The sparse fauna before the dredging of the lake, after 1995 evolved into a pretty considerable variety of species typical for shallow lakes rich in nutrients. Two species of freshwater snails, Bithynia leachii and Gyraulus crista, were earlier considered as endangered. Noteworthy is also the population of several freshwater mussels, duck mussel and swan mussel, and Hippeutis complanatus, the latter two declining. A species of Oligochaeta new in Sweden has been reported in the lake just like did the rare hairy dragonfly. An inventory of dragonfly larvae in 2000 unveiled several other species (mostly red-eyed damselfly but also common blue damselfly, azure damselfly, variable damselfly, and northern damselfly (Coenagrion hastulatum). Fish population reflects the shortage of oxygen with an absence of carp bream and silver bream and an abundance of perch, roach, and crucian carp dating back to before the dredging.
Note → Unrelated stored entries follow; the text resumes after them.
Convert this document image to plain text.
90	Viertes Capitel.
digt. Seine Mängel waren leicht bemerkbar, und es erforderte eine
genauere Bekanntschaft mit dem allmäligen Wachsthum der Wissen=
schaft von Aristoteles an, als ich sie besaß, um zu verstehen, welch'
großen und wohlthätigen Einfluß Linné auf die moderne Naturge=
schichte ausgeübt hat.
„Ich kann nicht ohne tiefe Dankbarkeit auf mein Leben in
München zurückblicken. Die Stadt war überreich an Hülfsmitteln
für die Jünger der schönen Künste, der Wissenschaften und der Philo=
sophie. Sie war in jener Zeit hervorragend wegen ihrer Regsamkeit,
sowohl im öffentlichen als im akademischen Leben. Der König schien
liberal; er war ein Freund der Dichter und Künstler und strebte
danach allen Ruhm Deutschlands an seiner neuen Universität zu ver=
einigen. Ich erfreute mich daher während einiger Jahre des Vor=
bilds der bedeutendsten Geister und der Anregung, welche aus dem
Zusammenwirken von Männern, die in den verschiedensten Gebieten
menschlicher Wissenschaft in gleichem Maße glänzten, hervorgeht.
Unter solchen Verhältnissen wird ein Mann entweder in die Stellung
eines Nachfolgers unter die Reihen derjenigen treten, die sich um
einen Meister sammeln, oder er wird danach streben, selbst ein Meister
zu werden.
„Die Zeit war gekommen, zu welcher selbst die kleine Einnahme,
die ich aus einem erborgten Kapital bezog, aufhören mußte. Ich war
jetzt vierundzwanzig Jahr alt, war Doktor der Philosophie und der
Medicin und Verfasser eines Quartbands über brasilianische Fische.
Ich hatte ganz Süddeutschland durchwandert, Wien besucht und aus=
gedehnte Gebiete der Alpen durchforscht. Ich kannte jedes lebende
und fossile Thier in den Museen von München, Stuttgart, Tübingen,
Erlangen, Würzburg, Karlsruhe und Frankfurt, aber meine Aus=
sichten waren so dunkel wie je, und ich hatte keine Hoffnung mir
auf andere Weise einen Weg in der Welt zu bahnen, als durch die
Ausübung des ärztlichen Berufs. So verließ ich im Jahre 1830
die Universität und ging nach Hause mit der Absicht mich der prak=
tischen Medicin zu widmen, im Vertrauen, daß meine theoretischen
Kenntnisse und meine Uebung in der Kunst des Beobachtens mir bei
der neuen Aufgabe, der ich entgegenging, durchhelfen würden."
The outlet forms a threshold for migrating species.

Mallard and great crested grebe are breeding in the lake, just like are occasionally common moorhen and Canada goose (introduced in Sweden in the 1930s). Marsh warbler and gray heron are often seen among the reed. Even though reed have been cleared to attract waders, as a locale for birs, the lake hasn't met expectations much due to neglected attention of the canals and islands. There are three species of protected frogs in the lake: common frog, common toad, and smooth newt. The deer once abundant in the area have been superseded by roe deer.

== Visiting ==
The lake and the national city park are easily accessible by bus, metro, bicycle, or by foot. Nearest metro station is Universitetet. Each year the relay race Convinistafetten is held around Laduviken.